Um eine gute Lastverteilung zu erzielen und die Stabilität der Verbindung zu erhöhen, ist eine sinnvolle Anordnung der Niete unerlässlich. So müssen zum Beispiel die Anzahl der Niete, ihre Positionen, der Abstand zwischen ihnen sowie zu den Bauteilkanten sorgfältig bestimmt werden.
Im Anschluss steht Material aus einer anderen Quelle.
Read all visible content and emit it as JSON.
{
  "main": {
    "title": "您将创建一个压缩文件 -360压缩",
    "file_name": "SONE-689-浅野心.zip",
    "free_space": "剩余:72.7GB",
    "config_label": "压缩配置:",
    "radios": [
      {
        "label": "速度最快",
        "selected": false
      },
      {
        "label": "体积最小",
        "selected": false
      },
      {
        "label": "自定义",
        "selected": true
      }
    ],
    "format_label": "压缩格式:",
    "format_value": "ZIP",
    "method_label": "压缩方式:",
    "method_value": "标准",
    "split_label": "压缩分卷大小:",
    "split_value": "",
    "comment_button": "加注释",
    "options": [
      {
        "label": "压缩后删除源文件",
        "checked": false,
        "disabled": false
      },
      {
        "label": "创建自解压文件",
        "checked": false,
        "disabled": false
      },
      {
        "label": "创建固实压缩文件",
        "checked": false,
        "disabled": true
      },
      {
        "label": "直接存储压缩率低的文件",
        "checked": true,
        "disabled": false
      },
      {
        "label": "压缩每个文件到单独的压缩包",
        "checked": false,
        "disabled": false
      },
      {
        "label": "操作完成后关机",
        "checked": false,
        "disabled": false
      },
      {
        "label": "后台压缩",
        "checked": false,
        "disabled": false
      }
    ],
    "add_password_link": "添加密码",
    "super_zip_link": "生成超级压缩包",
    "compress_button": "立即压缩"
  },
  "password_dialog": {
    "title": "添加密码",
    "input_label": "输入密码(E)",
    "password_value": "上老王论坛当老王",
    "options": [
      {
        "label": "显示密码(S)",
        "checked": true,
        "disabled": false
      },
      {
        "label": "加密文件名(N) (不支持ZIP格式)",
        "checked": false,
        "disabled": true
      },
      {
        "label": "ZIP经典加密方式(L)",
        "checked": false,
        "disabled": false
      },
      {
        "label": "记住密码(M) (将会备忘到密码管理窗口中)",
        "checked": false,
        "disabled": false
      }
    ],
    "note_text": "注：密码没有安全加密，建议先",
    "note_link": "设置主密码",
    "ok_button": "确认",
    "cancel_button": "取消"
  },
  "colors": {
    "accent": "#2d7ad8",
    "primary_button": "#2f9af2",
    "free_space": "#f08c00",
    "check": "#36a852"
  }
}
Doch wann kann die Anordnung der Niete als sinnvoll bezeichnet werden? Die Antwort hängt unter anderem von der Geometrie der zu verbindenden Werkstücke ab, von den künftigen Belastungen sowie den spezifischen Anforderungen der Anwendung. Grundsätzlich sollten die Niete so angeordnet werden, dass die Belastung gleichmäßig über den gesamten gefügten Bereich der Konstruktion verteilt wird, um eine optimale Festigkeit zu erreichen. Platzieren Sie die Niete entweder symmetrisch, also in regelmäßigen Abständen, oder in Bereichen mit höheren Belastungen. Auch sollten Sie dabei Spannungskonzentrationen vermeiden, die zu lokaler Überlastung oder Versagen führen könnten. In einigen Fällen kann es sinnvoll oder erforderlich sein, mehrere Reihen von Nietverbindungen zu setzen. Dann sollen aber die Niete der oberen Reihe nicht über den Nieten der unteren Reihe liegen, da dies die strukturelle Integrität beeinträchtigen könnte.

Ein ausreichender Abstand zu den Bauteilrändern ist wichtig, um sicherzustellen, dass die Niete eine stabile und zuverlässige Verbindung bilden können. Für eine größtmögliche Festigkeit der Verbindung sollte der Abstand von der Mittelachse der Niete zur Kante des Werkstückes mindestens den doppelten Hülsendurchmesser betragen. Die genauen Abstände hängen von den Abmessungen der Werkstücke und den verwendeten Nieten ab.

Nicht zuletzt sollten die Nietstellen aus Gründen der Wartungsfreundlichkeit leicht zugänglich sein, ohne die gesamte Struktur zu beeinträchtigen.